Although Bratislava has a rich musical tradition, it was only permitted to develop along particular lines during the communist era. Contemporary music from America and Europe was disparaged, as was Slovak music influenced by western trends - performances were severely restricted. The concept of organising an international festival of contemporary music occupied the minds of younger composers and musicologists as early as the late 1960s. At that time, the idea faced opposition from both politicians and the Union of Composers. It took the fall of the communist regime in 1989 to finally enable the establishment of such a festival.

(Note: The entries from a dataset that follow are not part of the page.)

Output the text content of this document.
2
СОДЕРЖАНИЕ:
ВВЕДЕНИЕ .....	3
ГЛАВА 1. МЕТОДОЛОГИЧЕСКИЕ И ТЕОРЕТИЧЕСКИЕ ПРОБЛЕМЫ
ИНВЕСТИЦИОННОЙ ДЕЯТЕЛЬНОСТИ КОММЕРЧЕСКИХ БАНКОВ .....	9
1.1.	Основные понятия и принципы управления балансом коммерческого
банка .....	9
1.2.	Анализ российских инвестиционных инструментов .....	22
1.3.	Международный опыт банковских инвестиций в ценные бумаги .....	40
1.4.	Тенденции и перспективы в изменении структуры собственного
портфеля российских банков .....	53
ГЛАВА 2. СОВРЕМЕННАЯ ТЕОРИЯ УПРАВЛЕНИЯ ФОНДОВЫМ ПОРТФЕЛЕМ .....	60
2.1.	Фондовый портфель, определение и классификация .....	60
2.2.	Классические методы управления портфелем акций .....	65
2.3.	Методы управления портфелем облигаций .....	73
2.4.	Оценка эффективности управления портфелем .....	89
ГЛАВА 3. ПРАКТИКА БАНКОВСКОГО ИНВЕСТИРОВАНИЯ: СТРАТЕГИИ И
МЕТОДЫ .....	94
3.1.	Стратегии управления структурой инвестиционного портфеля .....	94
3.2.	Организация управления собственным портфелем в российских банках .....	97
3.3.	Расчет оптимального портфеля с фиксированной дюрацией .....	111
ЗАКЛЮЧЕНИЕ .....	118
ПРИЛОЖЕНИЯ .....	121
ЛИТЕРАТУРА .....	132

The first Melos-Ethos International Festival of Contemporary Music took place in 1991. The aim of the festival was to present classic works of the 20th century avant-garde scene, thus filling the gap created by the former regime, and also to present works by Slovak and Czech modernist composers, spanning from the late 1950s to the present day - works which were marginalised and kept under the lid. Building upon this initiative, Melos-Ethos has become a platform for the meeting of Slovak music and current trends in contemporary music worldwide, both in the field of composition and performance.
The very name Melos-Ethos, thought up by the composer Roman Berger, symbolises the festival's quest not only to present the latest trends in "musical design", but also to stress the ethical and humanistic message of art; the spiritual besieged by the material.
The Melos-Ethos International Festival of Contemporary Music is held every other year in November, and includes 10 to 15 concerts. Its main organiser is the Music Centre of Slovakia, delegated by the Ministry of Culture of the Slovak Republic, and the programme is drawn up by the festival committee. Every festival is prepared in close cooperation with foreign cultural institutions and other local or international organisations. Concerts are held in Bratislava's halls, churches, and theatres, and the festival booklet is published in Slovak and in English.
Because it is a festival of composers, the main programme focus is on works of high quality, half of which are Slovak premieres. The festival also commissions Slovak composers to compose works, which are then performed at its concerts. Each festival has a featured guest - a distinguished composer from abroad - who is given a profile concert. The festival has already invited and welcomed among others György Ligeti, Henryk Mikołaj Górecki, Vinko Globokar, Erkki-Sven Türr, Krzysztof Penderecki, Zygmunt Krauze, Arvo Pärt, Sofia Gubaidulina, Steve Reich and Kaija Saariaho.
In the framework of the festival, composers and performers hold workshops or discussions attended by students, composers, and performers.